As the first approach wasn't the best, my next idea was to instead sparse clone only docs and media directories of each project. That way I can statically build them giving me great performance but also introducing the potential for stale docs: updated docs source code doesn't immediately reflect on docs site. I considered creating a workflow in each project that sends a request to my Vercel deploy URL to trigger a redeployment if any git changes is detected but it feel a bit too clever for me for something simple. I decided to just manually perform the sparse clone locally and commit the changes by hand. Gemini was able to give me a bash script that does exactly what I wanted:
#!/bin/zsh
set -e
REPOS=(
"username/repo"
)
mkdir -p vendor
mkdir -p content/docs
mkdir -p public/projects
for REPO in "${REPOS[@]}"; do
PROJECT_NAME=$(basename "$REPO")
VENDOR_DIR="vendor/$PROJECT_NAME"
DOCS_TARGET_DIR="content/docs/$PROJECT_NAME"
MEDIA_TARGET_DIR="public/projects/$PROJECT_NAME"
echo "========================================"
echo "Processing $PROJECT_NAME..."
echo "========================================"
if [ ! -d "$VENDOR_DIR" ]; then
echo "Initializing sparse clone for $REPO..."
git clone --depth 1 --filter=blob:none --sparse --no-recurse-submodules "https://github.com/$REPO.git" "$VENDOR_DIR"
cd "$VENDOR_DIR"
git config submodule.recurse false
git sparse-checkout set docs media
cd - > /dev/null
else
echo "Directory exists.

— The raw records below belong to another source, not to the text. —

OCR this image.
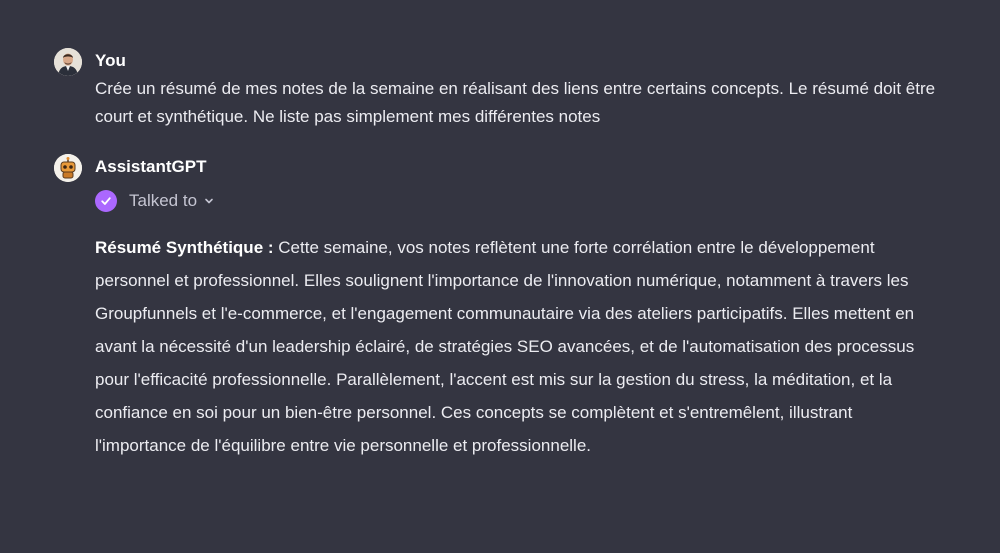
You
Crée un résumé de mes notes de la semaine en réalisant des liens entre certains concepts. Le résumé doit être court et synthétique. Ne liste pas simplement mes différentes notes
AssistantGPT
Talked to
Résumé Synthétique : Cette semaine, vos notes reflètent une forte corrélation entre le développement personnel et professionnel. Elles soulignent l'importance de l'innovation numérique, notamment à travers les Groupfunnels et l'e-commerce, et l'engagement communautaire via des ateliers participatifs. Elles mettent en avant la nécessité d'un leadership éclairé, de stratégies SEO avancées, et de l'automatisation des processus pour l'efficacité professionnelle. Parallèlement, l'accent est mis sur la gestion du stress, la méditation, et la confiance en soi pour un bien-être personnel. Ces concepts se complètent et s'entremêlent, illustrant l'importance de l'équilibre entre vie personnelle et professionnelle.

Pulling latest sparse updates..."
cd "$VENDOR_DIR" && git pull --no-recurse-submodules && cd - > /dev/null
fi
# Handle Docs
if [ -d "$VENDOR_DIR/docs" ]; then
echo "Copying docs contents into $DOCS_TARGET_DIR..."
rm -rf "$DOCS_TARGET_DIR"
mkdir -p "$DOCS_TARGET_DIR"
cp -R "$VENDOR_DIR/docs/." "$DOCS_TARGET_DIR/"
echo "Successfully synced $PROJECT_NAME documentation!"
else
echo "Warning: 'docs' folder not found in remote repository."
fi
# Handle Media
if [ -d "$VENDOR_DIR/media" ]; then
echo "Copying media contents into $MEDIA_TARGET_DIR..."
rm -rf "$MEDIA_TARGET_DIR"
mkdir -p "$MEDIA_TARGET_DIR"
cp -R "$VENDOR_DIR/media/." "$MEDIA_TARGET_DIR/"
echo "Successfully synced $PROJECT_NAME media!"
else
echo "Warning: 'media' folder not found in remote repository."
fi
done
This one was pretty easy, I just based it off of the Changelog Template from MagicUI.
This article isn't comprehensive and never intending to be. I simply wanted to walk you through a bit of the architectural choices that went into this web application. As I also don't have plan on making the source code public — at least not for the meantime — I wanted to steer you in the right direction. With just a little bit of time and effort, you'd be able to get something similar if you wanted. Thank you for reading!